И это он сказал таким тоном, что я сразу невзлюбил это
«принудительное войско» всеми фибрами души и чуть ли не до обморока
испугался неведомого «Дна». Но отвечать на такое что-то следовало,
поэтому я только в ужасе и прошептал:
- Не может быть!
- Ха! Ещё как может! Только и удалось вымолить ребятам отправку
не на год, а всего на пять лутеней. Но и за такое время там редко
кто выживает. А если честно, то срок не имеет значения, всё равно
оттуда не забирают…
- О-о-о! – сказать что умней, мне в голову не приходило.

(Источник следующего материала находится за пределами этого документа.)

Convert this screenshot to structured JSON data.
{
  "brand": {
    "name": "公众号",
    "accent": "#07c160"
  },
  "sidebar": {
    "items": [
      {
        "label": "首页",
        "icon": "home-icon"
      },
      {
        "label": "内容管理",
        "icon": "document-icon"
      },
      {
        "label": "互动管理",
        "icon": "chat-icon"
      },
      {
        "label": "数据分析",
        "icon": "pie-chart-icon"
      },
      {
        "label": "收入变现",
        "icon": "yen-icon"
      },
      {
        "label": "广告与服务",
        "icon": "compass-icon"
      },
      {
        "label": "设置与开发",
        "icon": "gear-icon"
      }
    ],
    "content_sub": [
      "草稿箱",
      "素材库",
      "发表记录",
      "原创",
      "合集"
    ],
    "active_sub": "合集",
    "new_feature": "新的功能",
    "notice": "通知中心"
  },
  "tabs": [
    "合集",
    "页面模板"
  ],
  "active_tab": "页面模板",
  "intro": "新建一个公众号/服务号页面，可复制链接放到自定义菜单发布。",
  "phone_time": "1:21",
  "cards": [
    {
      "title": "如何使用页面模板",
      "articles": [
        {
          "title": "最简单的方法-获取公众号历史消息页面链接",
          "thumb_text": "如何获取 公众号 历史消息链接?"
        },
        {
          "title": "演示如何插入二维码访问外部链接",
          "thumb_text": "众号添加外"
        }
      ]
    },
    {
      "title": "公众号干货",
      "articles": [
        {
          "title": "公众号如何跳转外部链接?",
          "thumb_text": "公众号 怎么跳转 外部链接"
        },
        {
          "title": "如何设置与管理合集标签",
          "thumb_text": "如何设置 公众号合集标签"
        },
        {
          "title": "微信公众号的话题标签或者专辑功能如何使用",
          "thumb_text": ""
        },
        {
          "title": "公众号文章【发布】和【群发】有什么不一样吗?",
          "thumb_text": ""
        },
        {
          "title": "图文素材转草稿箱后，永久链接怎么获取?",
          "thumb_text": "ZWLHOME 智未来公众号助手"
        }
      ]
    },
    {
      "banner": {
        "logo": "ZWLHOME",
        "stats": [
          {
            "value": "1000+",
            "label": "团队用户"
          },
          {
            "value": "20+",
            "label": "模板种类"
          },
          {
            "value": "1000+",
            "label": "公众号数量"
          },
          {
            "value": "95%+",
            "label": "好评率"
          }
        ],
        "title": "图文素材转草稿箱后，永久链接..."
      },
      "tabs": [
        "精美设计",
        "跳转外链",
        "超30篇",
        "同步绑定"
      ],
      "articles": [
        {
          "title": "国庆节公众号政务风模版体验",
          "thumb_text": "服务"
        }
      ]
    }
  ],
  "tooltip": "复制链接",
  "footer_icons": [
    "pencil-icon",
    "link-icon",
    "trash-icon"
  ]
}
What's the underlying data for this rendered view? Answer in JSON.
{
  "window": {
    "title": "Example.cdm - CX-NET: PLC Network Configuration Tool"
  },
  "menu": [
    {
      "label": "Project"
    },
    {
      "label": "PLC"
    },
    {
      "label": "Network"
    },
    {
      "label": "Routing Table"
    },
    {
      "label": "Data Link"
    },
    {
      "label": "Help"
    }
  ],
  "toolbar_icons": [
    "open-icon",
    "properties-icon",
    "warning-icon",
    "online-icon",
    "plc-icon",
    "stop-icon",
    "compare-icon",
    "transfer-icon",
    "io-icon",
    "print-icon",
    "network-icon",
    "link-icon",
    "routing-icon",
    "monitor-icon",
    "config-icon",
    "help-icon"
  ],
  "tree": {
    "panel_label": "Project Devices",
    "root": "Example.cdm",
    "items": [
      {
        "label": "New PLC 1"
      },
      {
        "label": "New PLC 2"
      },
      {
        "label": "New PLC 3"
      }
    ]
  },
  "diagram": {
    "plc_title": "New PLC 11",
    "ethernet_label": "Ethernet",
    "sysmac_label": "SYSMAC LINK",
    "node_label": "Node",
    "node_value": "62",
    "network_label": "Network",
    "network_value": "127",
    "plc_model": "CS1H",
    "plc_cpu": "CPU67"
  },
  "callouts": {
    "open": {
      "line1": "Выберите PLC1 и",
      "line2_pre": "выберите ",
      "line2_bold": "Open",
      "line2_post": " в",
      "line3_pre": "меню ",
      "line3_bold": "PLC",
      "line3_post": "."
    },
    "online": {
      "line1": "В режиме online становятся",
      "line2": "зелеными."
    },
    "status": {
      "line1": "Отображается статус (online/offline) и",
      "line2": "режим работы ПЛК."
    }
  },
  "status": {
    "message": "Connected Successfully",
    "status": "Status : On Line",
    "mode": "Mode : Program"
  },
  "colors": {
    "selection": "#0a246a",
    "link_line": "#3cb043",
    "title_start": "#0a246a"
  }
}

- Вот тебе и «О!» Нашёл кого жалеть… Тьфу! – альбинос
прислушался: - Ха! И сейчас вона как изгаляется! Старается,
сволочь! А зря… Ничего у неё не получится. Ух, страсти сколько!..
Притворщица, подлей которой свет не видывал! Видимо вернулись ей
все проклятия обиженных да пострадавших! Сергий мне уже успел
признаться, что в последние рудни сам её еле выдерживал…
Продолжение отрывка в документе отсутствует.